The current mental health system in our state and the nation is struggling at best and broken at worst. Recent budget issues have led states to reduce the availability of community mental health services and also reduce the number of beds available for psychiatric care.
One study from 2012 indicates almost 40% of adults with severe mental illness such as schizophrenia or bipolar disorder received no treatment whatsoever in the previous year. Many of these end up in emergency rooms, jail or in homeless shelters placing larger burdens on entities that are already stretched to their limits.
The Bureau of Justice Statistics reports that 15% of all state prisoners and 24% of jail inmates are psychotic.
Suicide is a tragedy that claims 38,000 victims a year according to the Center for Disease Control and Prevention with about 90% of these being related to mental illness.
The total cost to the economy has been estimated at least $444 billion a year. Only 1/3 of that goes to medical care, the remainder comes from disability payments and the lost productivity of individuals who cannot work due to their mental illness. This total does not include caregivers lost earnings or the tax dollars spent to build the prisons where many of the mentally ill wind up.
For me, it’s also personal. My daughter was diagnosed with schizophrenia in 2013. Watching and helping her seek care and seeing firsthand the shortcomings and lack of resources available led me to the decision to run for office.
I will work to see that those who need care will get it allowing them to continue in or return to society and become productive citizens. It’s time to get rid of the stigma surrounding mental health issues and quit avoiding the issue.
Higher taxes are a drag on the economy. Increasing the corporate tax rates will only mean dollars that the company cannot spend on payroll, expansion and growth or innovation. Increasing personal taxes means dollars that you cannot spend on a new(er) car, home improvements, a vacation, or saving for retirement.
I will work to make sure that our taxes are kept as low as possible.
Similar to taxes, increasing regulatory burdens only serve to stifle economic development and entrepreneurship. Companies spend ever increasing amounts on meeting regulatory requirements or individuals don’t start new companies because of the burden of regulations. These are jobs that do not get created, raises that do not get paid, expansion that does not happen and economic growth that gets stifled.

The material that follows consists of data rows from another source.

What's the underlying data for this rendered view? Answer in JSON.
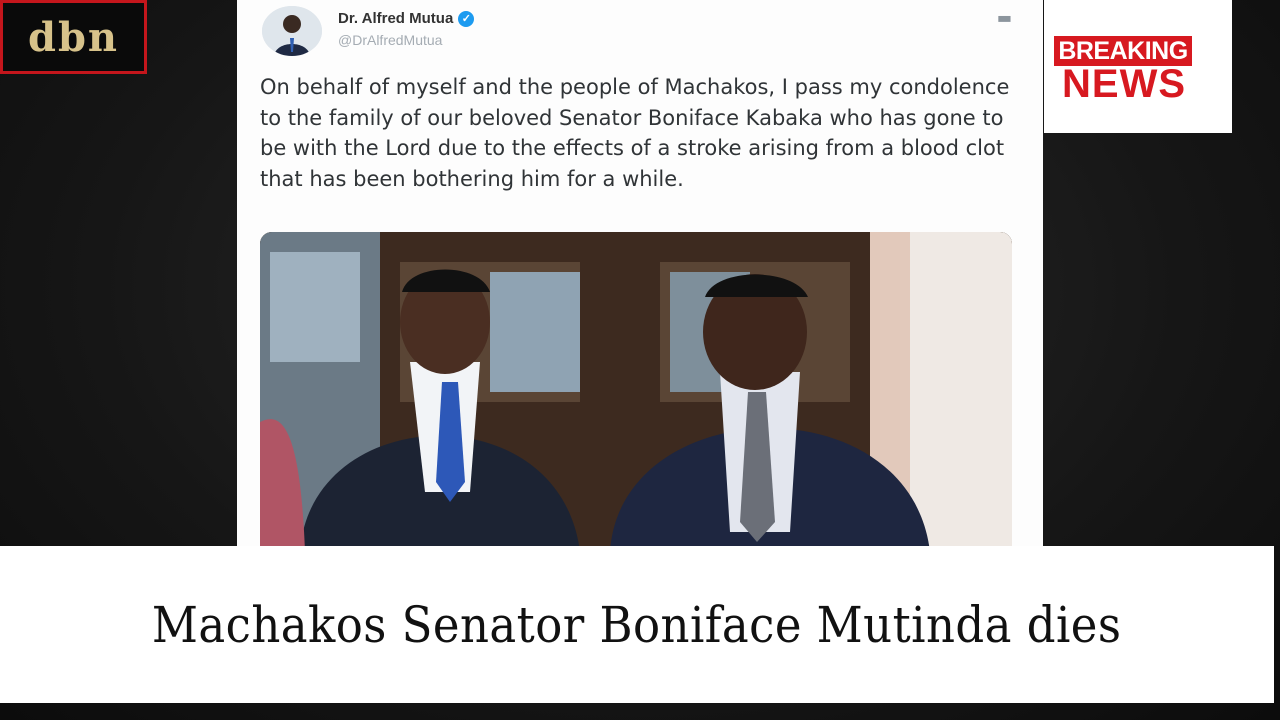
{
  "logo": {
    "text": "dbn"
  },
  "tweet": {
    "author_name": "Dr. Alfred Mutua",
    "handle": "@DrAlfredMutua",
    "more_icon": "more-icon",
    "verified_icon": "verified-badge-icon",
    "text": "On behalf of myself and the people of Machakos, I pass my condolence to the family of our beloved Senator Boniface Kabaka who has gone to be with the Lord due to the effects of a stroke arising from a blood clot that has been bothering him for a while."
  },
  "breaking": {
    "line1": "BREAKING",
    "line2": "NEWS",
    "color": "#d71920"
  },
  "caption": {
    "headline": "Machakos Senator Boniface Mutinda dies"
  }
}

I will work to limit or remove these burdensome regulations so that our economy can grow.
When our economy grows, so do jobs and job opportunities. To help the economy grow we need to cultivate an environment that encourages entrepreneurship and the growth of existing companies. This comes from reducing taxes and burdensome regulations as well as providing incentives for companies to call Columbia home, and for companies that are currently here to be able to give their employees raises as well as grow and expand.
A good education is the cornerstone of a person’s life if they are to be productive members of our society. We need to embrace the new technologies that are emerging to engage and inspire our young people. Rather than trying to deny them how can we use them?
MIZZOU is a cornerstone of the economy in Columbia. It is a national leader in innovation and education and we must make sure it has the resources it needs to continue to grow and lead. The dark cloud on the horizon of a college education is the issue of student debt. How can we help those who want to achieve a college education do so without incurring thousands to hundreds of thousands of debt that is payable the minute they walk off the stage at graduation? That is a question that must be addressed.
A college education is an admirable goal, yet there is a constant and even growing demand for individuals with training and skills to work with their hands, a skilled trade. We need electricians to wire our houses, not electrical engineers; construction workers to build the houses, not architectural engineers; electrical lineman to repair downed power lines; the list goes on. Some call it the skills gap. Jobs are there, there are just not enough qualified individuals available to fill them. We can work to close that skills gap by making sure that training is available in Columbia and helping individuals find it.
I am ardently pro-life. My daughter is adopted and when she became pregnant in 2014 her decision to give the baby up for adoption helped answer the prayers for a childless military couple in North Dakota. I will work to protect the rights of the unborn.
Don is proud to be endorsed by MISSOURI RIGHT TO LIFE.
I am a proud Life Member of the National Rifle Association. More gun control doesn’t lead to less crime, it creates more victims. I will fight any further encroachment on our 2nd Amendment rights.